Stability AI has introduced Stable Cascade, a text-to-image architecture designed to set new standards in the quality, flexibility, and efficiency of AI-driven image creation.
Stable Cascade builds upon the success of its predecessor, Stable Diffusion, which has been a foundational tool in the realm of text-to-image AI applications. However, Stable Cascade distinguishes itself by introducing enhanced capabilities that include generating variations of an image, improving image resolution, and specialized editing features such as inpainting, outpainting, and canny edge detection. These features allow users to modify specific parts of an image or create new images from the outlines of existing ones.

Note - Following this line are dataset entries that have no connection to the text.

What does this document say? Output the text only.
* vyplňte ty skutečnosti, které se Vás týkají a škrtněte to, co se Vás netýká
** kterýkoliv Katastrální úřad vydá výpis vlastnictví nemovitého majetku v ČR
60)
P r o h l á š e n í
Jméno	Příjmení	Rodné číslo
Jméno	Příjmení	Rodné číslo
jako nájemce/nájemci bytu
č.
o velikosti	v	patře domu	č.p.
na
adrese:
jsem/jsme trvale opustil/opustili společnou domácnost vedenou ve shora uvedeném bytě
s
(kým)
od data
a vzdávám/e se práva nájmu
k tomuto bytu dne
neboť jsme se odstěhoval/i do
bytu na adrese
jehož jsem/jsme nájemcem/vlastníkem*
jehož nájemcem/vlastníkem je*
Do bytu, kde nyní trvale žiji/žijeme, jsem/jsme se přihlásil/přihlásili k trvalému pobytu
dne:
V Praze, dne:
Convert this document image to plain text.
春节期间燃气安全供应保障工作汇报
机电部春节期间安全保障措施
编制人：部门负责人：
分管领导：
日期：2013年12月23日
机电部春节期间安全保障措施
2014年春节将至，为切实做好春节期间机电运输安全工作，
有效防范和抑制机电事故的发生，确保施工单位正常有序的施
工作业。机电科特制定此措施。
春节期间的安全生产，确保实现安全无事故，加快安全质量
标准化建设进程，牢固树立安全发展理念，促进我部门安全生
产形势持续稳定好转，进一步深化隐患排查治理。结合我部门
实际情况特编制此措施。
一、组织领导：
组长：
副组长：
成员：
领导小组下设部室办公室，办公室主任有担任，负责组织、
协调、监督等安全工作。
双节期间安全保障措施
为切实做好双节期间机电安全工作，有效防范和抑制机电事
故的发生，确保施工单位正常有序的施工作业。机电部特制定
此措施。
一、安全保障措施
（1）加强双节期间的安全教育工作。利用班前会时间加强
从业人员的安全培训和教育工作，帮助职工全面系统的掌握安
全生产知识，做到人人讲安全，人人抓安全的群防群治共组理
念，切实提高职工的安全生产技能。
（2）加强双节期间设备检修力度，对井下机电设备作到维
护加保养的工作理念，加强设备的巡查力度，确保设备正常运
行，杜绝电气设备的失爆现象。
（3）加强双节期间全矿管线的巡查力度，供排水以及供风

Unlike the single large language model approach of its predecessors, Stable Cascade utilizes a trio of models based on the Würstchen architecture. The process starts with compressing text prompts into latents, or smaller code pieces, which are then decoded by the subsequent stages. This method significantly reduces memory requirements and computational time, making the model both faster and more resource-efficient. In practical terms, Stable Cascade can generate images in about 10 seconds, a substantial improvement over the 22 seconds required by the current SDXL model.
Stability AI has released all necessary code for training, fine-tuning, and customization on GitHub, including scripts for specialized applications such as inpainting/outpainting, canny edge generation, and super-resolution. As of now, Stable Cascade is available for non-commercial use, with guidelines pending further policy development.